Andreas Glarner hatte 2020 die Grüne-Politikerin Sibel Arslan vor laufender Kamera als «Frau Arschlan» betitelt. Später, mitten im nationalen Wahlkampf, hatte er ein KI-Fake-Video von ihr publiziert, in dem die Nationalrätin für die SVP wirbt und sich für die Ausschaffung türkischer Straftäter starkmacht. Glarner wurde dafür von Arslan angezeigt und musste im Anschluss 4000 Franken an Anwalts- und Verfahrenskosten zahlen. Parteipolitisch hatten die Provokationen des SVP-Nationalrats keine unmittelbaren Folgen.

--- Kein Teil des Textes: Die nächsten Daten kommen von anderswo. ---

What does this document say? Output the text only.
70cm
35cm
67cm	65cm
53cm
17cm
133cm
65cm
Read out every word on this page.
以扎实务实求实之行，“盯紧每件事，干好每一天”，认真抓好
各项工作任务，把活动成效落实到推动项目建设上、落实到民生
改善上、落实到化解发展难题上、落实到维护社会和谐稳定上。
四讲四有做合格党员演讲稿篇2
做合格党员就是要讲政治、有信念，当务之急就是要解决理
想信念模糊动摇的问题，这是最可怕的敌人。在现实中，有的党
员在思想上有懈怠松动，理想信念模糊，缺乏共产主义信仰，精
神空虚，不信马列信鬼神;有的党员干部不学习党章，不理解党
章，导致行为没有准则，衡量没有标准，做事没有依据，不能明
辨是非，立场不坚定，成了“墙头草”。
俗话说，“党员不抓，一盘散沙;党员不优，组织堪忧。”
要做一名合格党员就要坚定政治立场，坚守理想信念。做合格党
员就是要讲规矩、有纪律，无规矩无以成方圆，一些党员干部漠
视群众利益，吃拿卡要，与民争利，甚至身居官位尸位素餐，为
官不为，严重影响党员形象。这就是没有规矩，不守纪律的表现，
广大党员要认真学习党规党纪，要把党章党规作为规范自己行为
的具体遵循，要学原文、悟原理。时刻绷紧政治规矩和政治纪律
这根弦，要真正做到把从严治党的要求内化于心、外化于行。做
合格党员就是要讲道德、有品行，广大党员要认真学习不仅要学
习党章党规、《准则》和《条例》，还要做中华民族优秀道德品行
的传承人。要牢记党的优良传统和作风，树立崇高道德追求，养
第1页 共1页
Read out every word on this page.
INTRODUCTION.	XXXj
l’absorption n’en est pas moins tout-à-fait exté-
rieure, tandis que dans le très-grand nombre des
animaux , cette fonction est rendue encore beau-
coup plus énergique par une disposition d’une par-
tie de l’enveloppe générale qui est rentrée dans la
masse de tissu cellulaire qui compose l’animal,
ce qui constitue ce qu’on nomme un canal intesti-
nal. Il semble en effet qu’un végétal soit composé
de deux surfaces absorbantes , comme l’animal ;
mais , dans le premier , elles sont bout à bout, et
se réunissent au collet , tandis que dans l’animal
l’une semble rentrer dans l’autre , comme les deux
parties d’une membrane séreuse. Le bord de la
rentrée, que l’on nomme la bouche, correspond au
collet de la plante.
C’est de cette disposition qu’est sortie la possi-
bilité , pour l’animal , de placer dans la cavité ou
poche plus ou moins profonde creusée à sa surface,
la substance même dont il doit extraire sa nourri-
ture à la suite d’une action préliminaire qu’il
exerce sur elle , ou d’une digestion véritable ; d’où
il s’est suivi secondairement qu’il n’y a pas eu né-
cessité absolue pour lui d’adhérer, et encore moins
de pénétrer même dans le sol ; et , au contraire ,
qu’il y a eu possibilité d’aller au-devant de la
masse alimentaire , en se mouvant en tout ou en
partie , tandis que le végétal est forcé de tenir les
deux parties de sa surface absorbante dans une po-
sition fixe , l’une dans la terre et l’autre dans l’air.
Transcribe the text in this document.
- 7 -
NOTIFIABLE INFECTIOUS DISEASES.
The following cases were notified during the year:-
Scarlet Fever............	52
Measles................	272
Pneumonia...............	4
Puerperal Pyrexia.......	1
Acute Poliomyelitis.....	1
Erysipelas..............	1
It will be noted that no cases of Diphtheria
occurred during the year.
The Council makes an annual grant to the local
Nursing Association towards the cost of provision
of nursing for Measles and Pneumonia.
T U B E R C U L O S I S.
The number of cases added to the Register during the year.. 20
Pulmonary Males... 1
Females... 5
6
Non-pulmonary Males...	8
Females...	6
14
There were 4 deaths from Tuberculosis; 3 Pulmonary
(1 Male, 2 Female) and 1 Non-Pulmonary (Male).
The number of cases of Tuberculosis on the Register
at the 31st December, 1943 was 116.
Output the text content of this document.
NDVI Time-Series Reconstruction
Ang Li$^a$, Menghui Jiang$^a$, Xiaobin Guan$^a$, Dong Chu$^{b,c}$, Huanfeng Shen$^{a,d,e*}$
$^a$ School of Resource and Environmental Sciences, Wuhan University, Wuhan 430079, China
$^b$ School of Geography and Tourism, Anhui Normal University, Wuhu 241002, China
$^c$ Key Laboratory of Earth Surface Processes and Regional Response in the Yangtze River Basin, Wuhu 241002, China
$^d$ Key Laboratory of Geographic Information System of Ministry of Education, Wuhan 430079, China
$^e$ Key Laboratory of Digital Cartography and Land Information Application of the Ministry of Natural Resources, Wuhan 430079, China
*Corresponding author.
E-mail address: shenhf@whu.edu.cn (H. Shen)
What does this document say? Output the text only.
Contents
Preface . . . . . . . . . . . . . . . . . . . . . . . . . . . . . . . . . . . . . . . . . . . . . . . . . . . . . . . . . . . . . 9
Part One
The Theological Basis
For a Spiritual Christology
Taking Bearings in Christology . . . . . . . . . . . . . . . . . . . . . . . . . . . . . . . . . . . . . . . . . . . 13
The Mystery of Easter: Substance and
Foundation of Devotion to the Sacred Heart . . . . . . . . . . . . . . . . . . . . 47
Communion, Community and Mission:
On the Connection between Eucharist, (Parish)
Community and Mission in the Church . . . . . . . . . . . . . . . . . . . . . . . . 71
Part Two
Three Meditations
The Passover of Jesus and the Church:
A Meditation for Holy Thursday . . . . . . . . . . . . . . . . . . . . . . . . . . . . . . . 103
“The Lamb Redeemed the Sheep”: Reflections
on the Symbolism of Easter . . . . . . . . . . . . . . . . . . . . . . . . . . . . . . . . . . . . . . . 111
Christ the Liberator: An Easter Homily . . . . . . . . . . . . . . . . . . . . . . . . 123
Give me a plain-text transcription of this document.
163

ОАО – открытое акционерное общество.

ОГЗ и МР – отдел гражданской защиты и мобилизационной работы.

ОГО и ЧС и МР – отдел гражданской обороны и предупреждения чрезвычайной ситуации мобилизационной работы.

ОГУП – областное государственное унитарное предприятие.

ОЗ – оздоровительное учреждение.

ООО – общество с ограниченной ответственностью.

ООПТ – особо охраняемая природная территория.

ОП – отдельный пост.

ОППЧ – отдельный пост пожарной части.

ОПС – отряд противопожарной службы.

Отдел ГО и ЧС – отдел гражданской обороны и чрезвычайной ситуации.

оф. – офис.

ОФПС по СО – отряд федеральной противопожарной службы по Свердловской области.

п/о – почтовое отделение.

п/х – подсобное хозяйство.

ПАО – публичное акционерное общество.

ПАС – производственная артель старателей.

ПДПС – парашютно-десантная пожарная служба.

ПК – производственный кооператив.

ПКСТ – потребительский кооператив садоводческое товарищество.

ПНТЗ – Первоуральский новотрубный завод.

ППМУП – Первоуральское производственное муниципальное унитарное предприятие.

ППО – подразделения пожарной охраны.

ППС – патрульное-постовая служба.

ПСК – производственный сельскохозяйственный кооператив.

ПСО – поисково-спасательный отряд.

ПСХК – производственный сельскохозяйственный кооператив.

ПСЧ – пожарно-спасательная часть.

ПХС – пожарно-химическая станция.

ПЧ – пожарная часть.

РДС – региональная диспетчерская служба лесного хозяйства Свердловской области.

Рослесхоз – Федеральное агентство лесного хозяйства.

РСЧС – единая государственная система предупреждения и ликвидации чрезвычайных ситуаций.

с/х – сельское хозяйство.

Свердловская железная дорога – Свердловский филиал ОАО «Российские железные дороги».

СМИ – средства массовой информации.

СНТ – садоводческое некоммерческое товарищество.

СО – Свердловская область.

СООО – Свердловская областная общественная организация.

Anders lag der Fall beim Grünen Nationalrat Jonas Fricker. Er hatte in der Debatte zur Fair-Food-Initiative im Parlament gesagt, Juden hätten es unter Hitler besser gehabt als Schweine heute in der Schweiz. Als Reaktion auf die laute Kritik aufgrund dieser Verharmlosung des Holocaust trat Fricker als Nationalrat zurück.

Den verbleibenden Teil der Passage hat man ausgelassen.